Keep in mind, that wrong tunings may accure if still a sound is played back on channel one when already playing the 17th note. The same happens if more than 16 Notes played together as cluster.
I made a custom keymapping to playback Bohlen-Pierce scale in chromatic notation for Scala. Download here.
In Scala you can either use the menu to load scales and mappings or you use commands like in unix shell.
I rather use the command line…
For opening a scale/tuning change to the directory (File->Change directory) where you downloaded the scales linked from above. Then type LOAD bohlen-p_et.scl. This will load the equally tempered Bohlen-Pierce scale.
If you download my custom mapping[*] you can load it with the command LOAD/MAPPING bohlen_pierce_sibelius.kbm.
If you now click the Relay button you can setup your MIDI input and output device.
For the input choose your MIDI keyboard or virtual MIDI cable where you send notes from your other application (Sibelius, Finale, whatever…).
The output should be your sampler or synthesizer.

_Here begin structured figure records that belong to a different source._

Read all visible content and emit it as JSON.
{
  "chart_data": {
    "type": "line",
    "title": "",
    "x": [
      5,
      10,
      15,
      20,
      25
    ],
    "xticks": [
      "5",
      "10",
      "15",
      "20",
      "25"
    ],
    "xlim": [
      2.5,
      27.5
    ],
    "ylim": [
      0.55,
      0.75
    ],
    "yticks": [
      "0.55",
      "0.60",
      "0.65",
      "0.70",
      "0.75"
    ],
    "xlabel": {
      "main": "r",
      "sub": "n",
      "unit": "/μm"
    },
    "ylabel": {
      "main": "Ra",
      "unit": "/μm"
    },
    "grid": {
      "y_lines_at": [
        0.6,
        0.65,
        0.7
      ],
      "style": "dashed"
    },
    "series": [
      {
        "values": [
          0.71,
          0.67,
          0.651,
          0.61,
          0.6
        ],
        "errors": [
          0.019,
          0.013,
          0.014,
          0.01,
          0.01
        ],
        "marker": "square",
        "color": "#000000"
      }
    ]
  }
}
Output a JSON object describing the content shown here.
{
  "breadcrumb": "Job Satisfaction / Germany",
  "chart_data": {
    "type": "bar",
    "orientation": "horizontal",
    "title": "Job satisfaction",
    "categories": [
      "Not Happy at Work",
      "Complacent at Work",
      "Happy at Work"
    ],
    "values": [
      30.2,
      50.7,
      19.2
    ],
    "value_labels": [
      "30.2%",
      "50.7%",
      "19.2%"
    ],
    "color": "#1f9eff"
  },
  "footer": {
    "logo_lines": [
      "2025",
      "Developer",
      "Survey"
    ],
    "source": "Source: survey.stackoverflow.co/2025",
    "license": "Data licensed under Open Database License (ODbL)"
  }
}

We will see how to use Linuxsampler for that purpose later.
There is a strange behaviour in my version of Scala. Each time i start relaying the mapping resets itself. So after i click Start Relaying i have to load the mapping again.
<< for some more info about Scala check the official website >>
You also need a Sampler which plays back the MIDI notes including correct pitch bend interpretation.
Linuxsampler is a very powerful and free of charge Sampler.
Use can use the Maestro Concert Grand v2 Sample Library for good sounding piano playback.
The only problem with this version is that the pitch bend range is set to zero. That means it won’t react to pitch bend values and playback in alternative tunings is not possible “out-of-the-box”.
You can change this by using the tool gigedit. It’s available from the Linuxsampler Homepage or as packet in most Linux distributions packet manager. Unfortunately its not available for Mac OSX.
Open the file maestro_concert_grand_v2.gig with gigedit and right click on the instrument -> choose settings and set pitch bend range to 2. (two semitones)
Now save it – maybe under a different name maestro_concert_grand_v2_pb.gig. (pb for pitch bend)
Linuxsampler is basically a command line program. To make it easy accessible the GUI qsampler can be used.
You have to create 16 channels of the maestro_concert_grand_v2_pb.gig  Instrument. Every channel listens to one MIDI channel. Thats because the earlier mentioned pitch bend message affects every note played back via this channel.
You can download my configuration for Linuxsampler here.
If you want to record the music played back by Linuxsampler you have to use the Jack enabled version.
With Jack you can connect the audio output of Linuxsampler to your favourite audio recording software and record the performance.